The World Health Organization (WHO) on Monday evening, April 27, raised the level of the influenza pandemic alert to “Phase 4.” This means that while a pandemic is not inevitable, the risk that one will occur is “significant”. A WHO spokesman indicated that any attempts to contain its spread have been abandoned and they are stressing instead the need to mitigate its effects.
Earlier in the day on Monday, global equity markets reacted negatively to the swine flu worries. At this point there is insufficient information to judge whether a pandemic serious enough to impact global economic activity will develop. If, as we hope, this can be avoided, negative market effects would prove to be transitory. On the other hand, should a serious global pandemic occur, the prospects for the recovery of an already fragile global economy would be dealt a heavy blow. As long as the current uncertainty about this global threat continues, equity markets are likely to be volatile and experience a reduction in the readiness of investors to take on additional risk.
As a precautionary measure, we have decided to build up a cash reserve in our International, Emerging Market, and Global Multi-Asset Class portfolios. In doing so, we have given emphasis on taking some of the profits from the recent sharp run-up in emerging-market equity markets. We continue to believe that over the course of 2009, the emerging-market equity markets will outperform the global average, but they may have gotten a bit ahead of themselves.

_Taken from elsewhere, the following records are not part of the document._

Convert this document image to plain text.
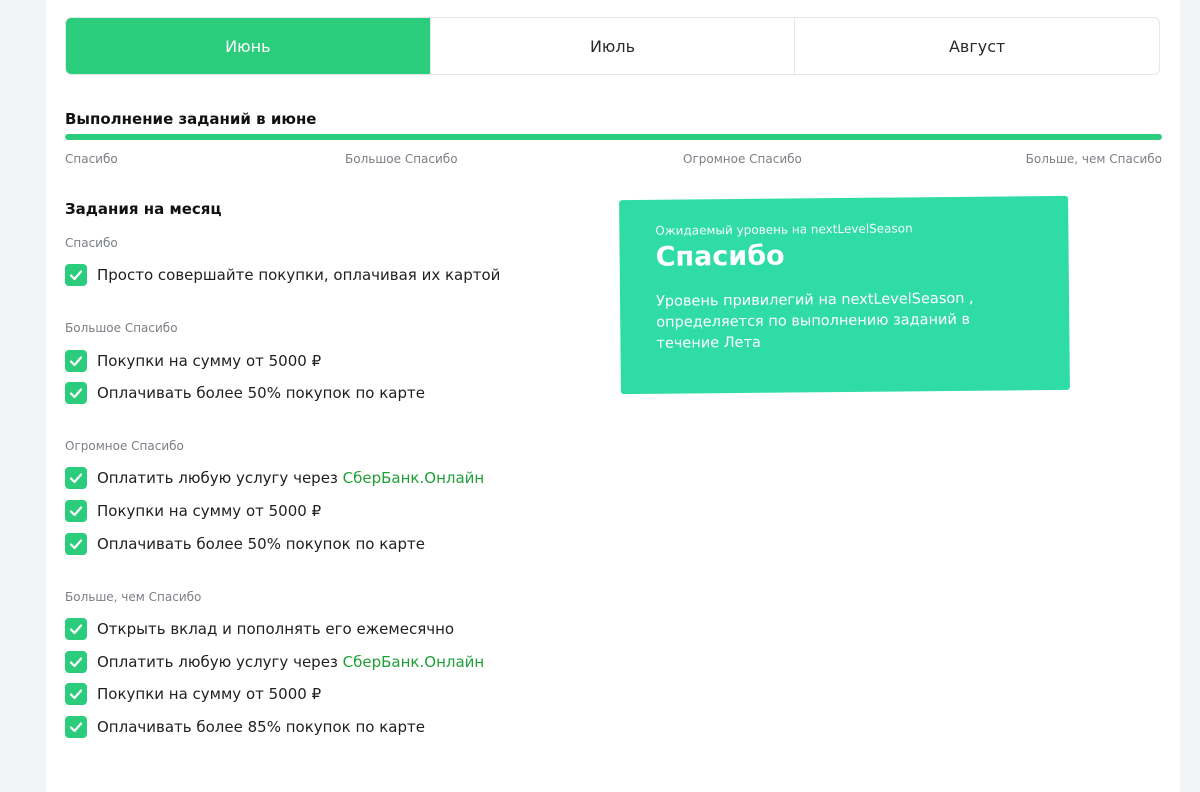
Июнь	Июль	Август
Выполнение заданий в июне
Спасибо	Большое Спасибо	Огромное Спасибо	Больше, чем Спасибо
Задания на месяц
Спасибо
Просто совершайте покупки, оплачивая их картой
Большое Спасибо
Покупки на сумму от 5000 ₽
Оплачивать более 50% покупок по карте
Огромное Спасибо
Оплатить любую услугу через СберБанк.Онлайн
Покупки на сумму от 5000 ₽
Оплачивать более 50% покупок по карте
Больше, чем Спасибо
Открыть вклад и пополнять его ежемесячно
Оплатить любую услугу через СберБанк.Онлайн
Покупки на сумму от 5000 ₽
Оплачивать более 85% покупок по карте
Ожидаемый уровень на nextLevelSeason
Спасибо
Уровень привилегий на nextLevelSeason , определяется по выполнению заданий в течение Лета
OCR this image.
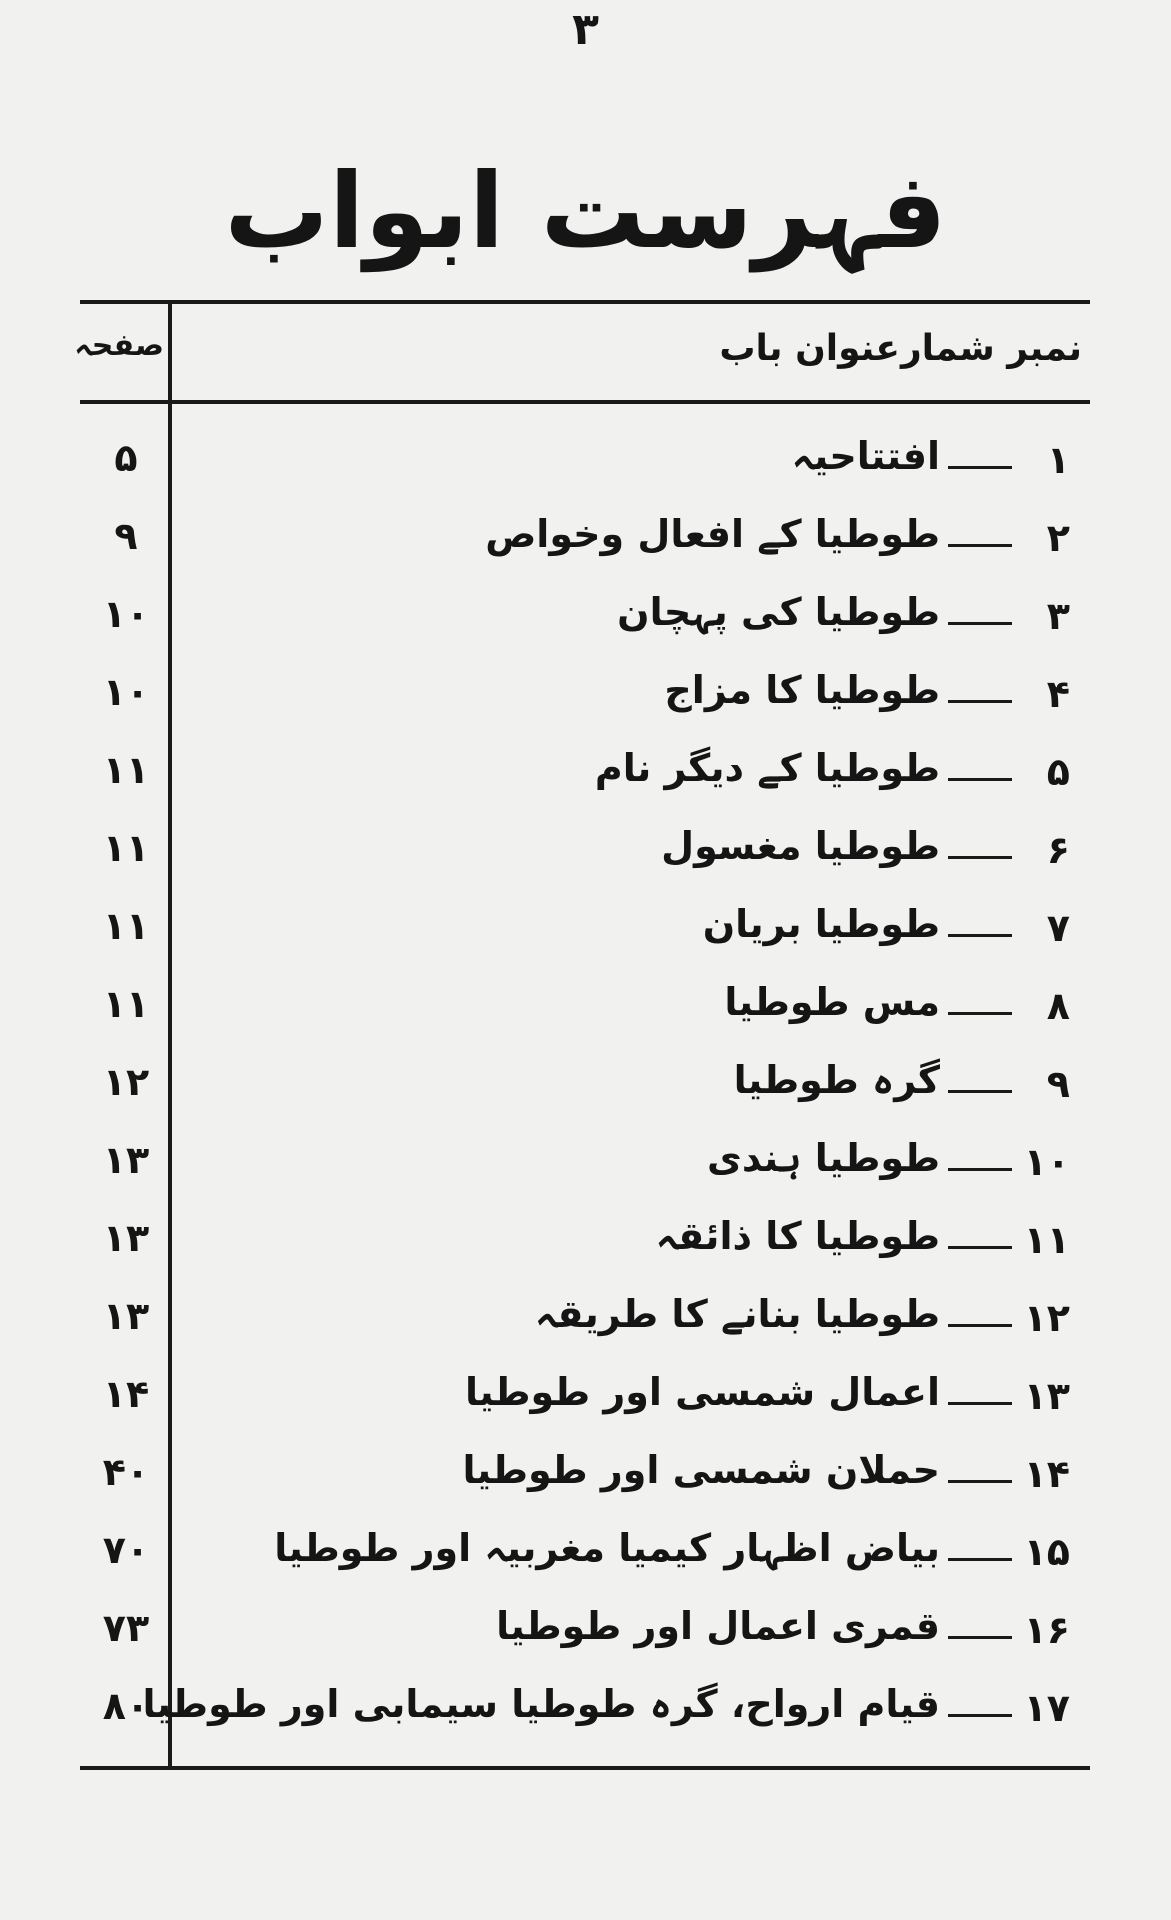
۳
فہرست ابواب
نمبر شمار
عنوان باب
صفحہ
۱
افتتاحیہ
۵
۲
طوطیا کے افعال وخواص
۹
۳
طوطیا کی پہچان
۱۰
۴
طوطیا کا مزاج
۱۰
۵
طوطیا کے دیگر نام
۱۱
۶
طوطیا مغسول
۱۱
۷
طوطیا بریان
۱۱
۸
مس طوطیا
۱۱
۹
گرہ طوطیا
۱۲
۱۰
طوطیا ہندی
۱۳
۱۱
طوطیا کا ذائقہ
۱۳
۱۲
طوطیا بنانے کا طریقہ
۱۳
۱۳
اعمال شمسی اور طوطیا
۱۴
۱۴
حملان شمسی اور طوطیا
۴۰
۱۵
بیاض اظہار کیمیا مغربیہ اور طوطیا
۷۰
۱۶
قمری اعمال اور طوطیا
۷۳
۱۷
قیام ارواح، گرہ طوطیا سیمابی اور طوطیا
۸۰
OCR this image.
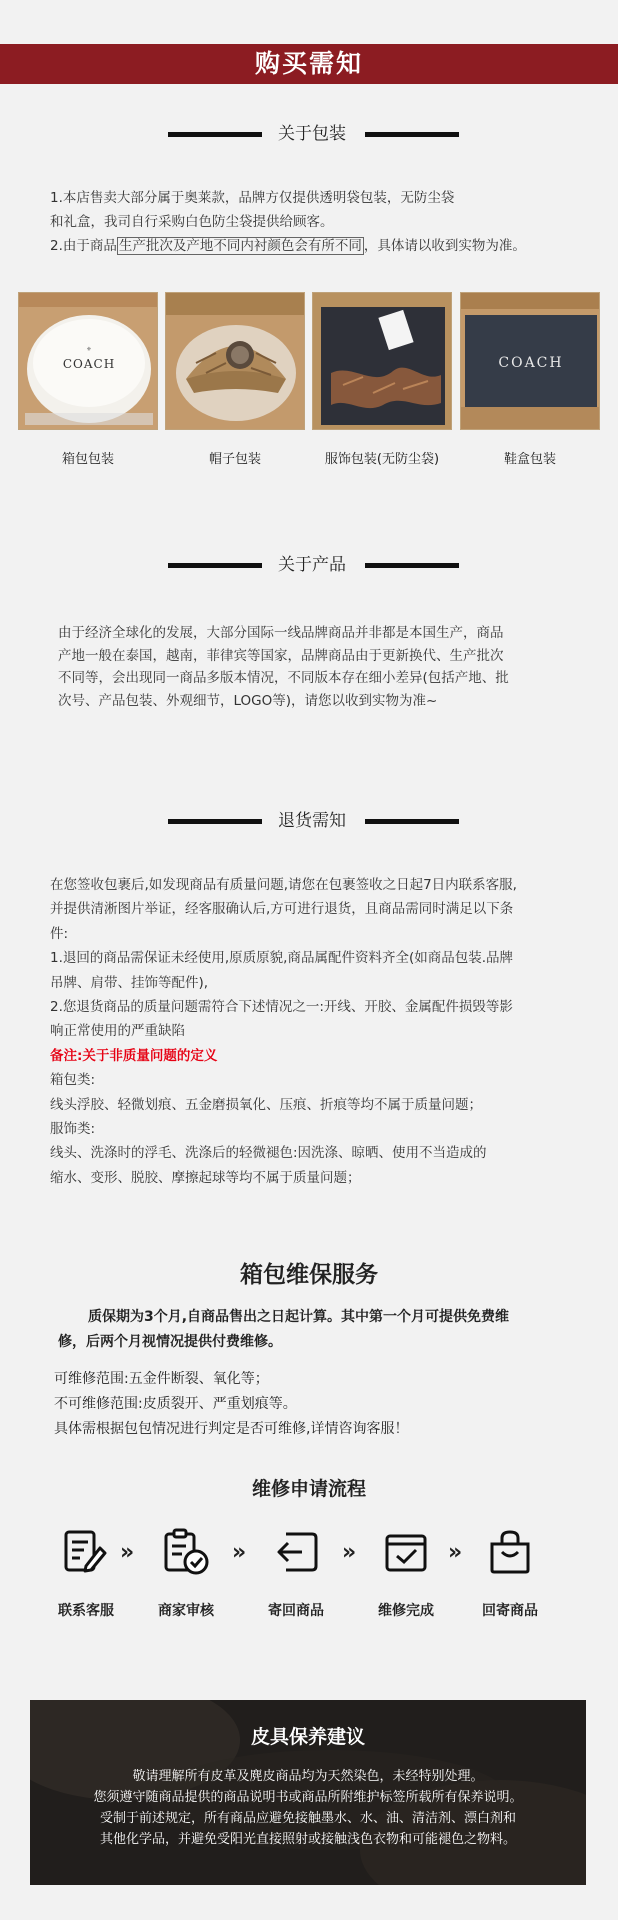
购买需知
关于包装
1.本店售卖大部分属于奥莱款，品牌方仅提供透明袋包装，无防尘袋
和礼盒，我司自行采购白色防尘袋提供给顾客。
2.由于商品 生产批次及产地不同内衬颜色会有所不同 ，具体请以收到实物为准。
⚜
COACH	COACH
箱包包装	帽子包装	服饰包装(无防尘袋)	鞋盒包装
关于产品
由于经济全球化的发展，大部分国际一线品牌商品并非都是本国生产，商品
产地一般在泰国，越南，菲律宾等国家，品牌商品由于更新换代、生产批次
不同等，会出现同一商品多版本情况，不同版本存在细小差异(包括产地、批
次号、产品包装、外观细节，LOGO等)，请您以收到实物为准~
退货需知
在您签收包裹后,如发现商品有质量问题,请您在包裹签收之日起7日内联系客服,
并提供清淅图片举证，经客服确认后,方可进行退货，且商品需同时满足以下条
件:
1.退回的商品需保证未经使用,原质原貌,商品属配件资料齐全(如商品包装.品牌
吊牌、肩带、挂饰等配件),
2.您退货商品的质量问题需符合下述情况之一:开线、开胶、金属配件损毁等影
响正常使用的严重缺陷
备注:关于非质量问题的定义
箱包类:
线头浮胶、轻微划痕、五金磨损氧化、压痕、折痕等均不属于质量问题；
服饰类:
线头、洗涤时的浮毛、洗涤后的轻微褪色:因洗涤、晾晒、使用不当造成的
缩水、变形、脱胶、摩擦起球等均不属于质量问题；
箱包维保服务
质保期为3个月,自商品售出之日起计算。其中第一个月可提供免费维
修，后两个月视情况提供付费维修。
可维修范围:五金件断裂、氧化等；
不可维修范围:皮质裂开、严重划痕等。
具体需根据包包情况进行判定是否可维修,详情咨询客服！
维修申请流程
»	»	»	»
联系客服	商家审核	寄回商品	维修完成	回寄商品
皮具保养建议
敬请理解所有皮革及麂皮商品均为天然染色，未经特别处理。
您须遵守随商品提供的商品说明书或商品所附维护标签所载所有保养说明。
受制于前述规定，所有商品应避免接触墨水、水、油、清洁剂、漂白剂和
其他化学品，并避免受阳光直接照射或接触浅色衣物和可能褪色之物料。
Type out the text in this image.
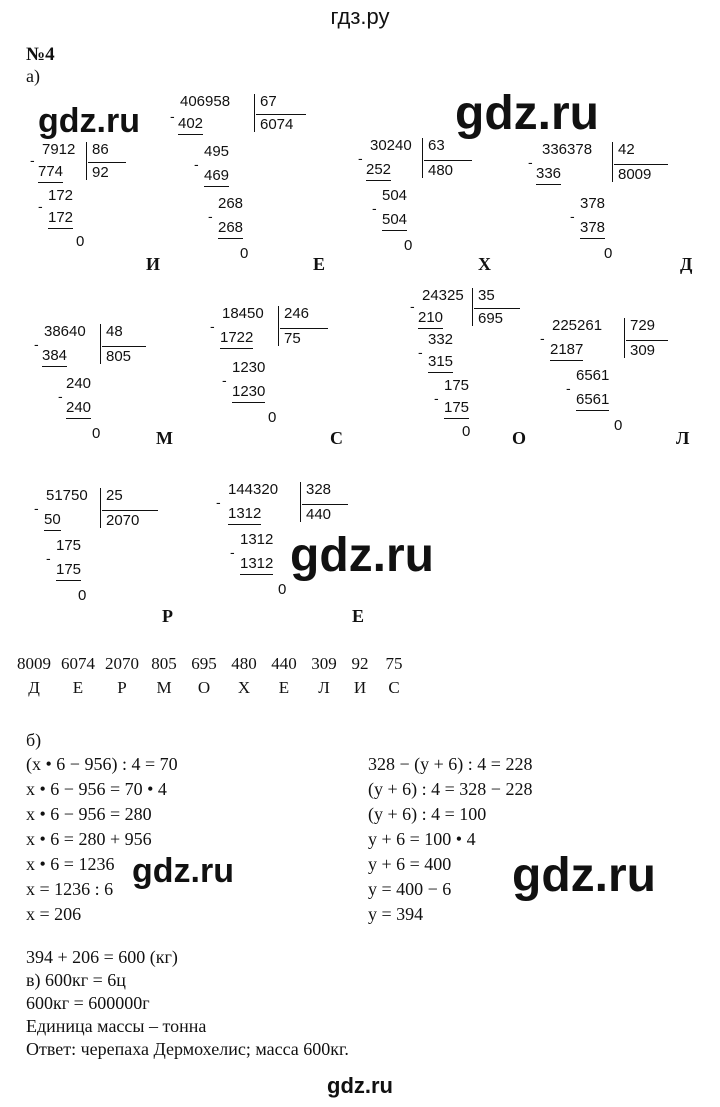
гдз.ру
№4
а)
gdz.ru	gdz.ru
gdz.ru
gdz.ru	gdz.ru
7912 86
92
-
774
172
-
172
0
И
406958 67
6074
- 402
495
-
469
268
-
268
0
Е
30240 63
480
-
252
504
-
504
0
Х
336378 42
8009
-
336
378
-
378
0
Д
38640 48
805
-
384
240
-
240
0	М
18450 246
75
-
1722
1230
-
1230
0
С
24325 35
695
-
210
332
-
315
175
-
175
0 О
225261 729
309
-
2187
6561
-
6561
0
Л
51750 25
2070
-
50
175
-
175
0
Р
144320 328
440
-
1312
1312
-
1312
0
Е
8009 6074 2070 805 695 480 440 309 92	75
Д	Е	Р	М	О	Х	Е	Л	И	С
б)
(х • 6 − 956) : 4 = 70
х • 6 − 956 = 70 • 4
х • 6 − 956 = 280
х • 6 = 280 + 956
х • 6 = 1236
х = 1236 : 6
х = 206
328 − (у + 6) : 4 = 228
(у + 6) : 4 = 328 − 228
(у + 6) : 4 = 100
у + 6 = 100 • 4
у + 6 = 400
у = 400 − 6
у = 394
394 + 206 = 600 (кг)
в) 600кг = 6ц
600кг = 600000г
Единица массы – тонна
Ответ: черепаха Дермохелис; масса 600кг.
gdz.ru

In recent years, the months November through April have typically been the strongest period for emerging-market equities, followed by pullbacks. Also, any general increase in risk aversion on the part of international investors is likely to hit the emerging markets hardest. If the risk of a pandemic becomes an actuality, many emerging-market economies are likely to suffer from having less advanced medical systems. The ongoing experience of Mexico in comparison with that of the United States may serve as an illustration of the importance of this systemic difference in ability to address such a medical challenge.
We recognize that raising cash in portfolios as a precaution in such times can mean foregoing some of a future market advance in the absence of adverse developments. The move, however, will cushion portfolio performance if the markets fall. Capital preservation is Cumberland’s overriding priority in managing portfolios.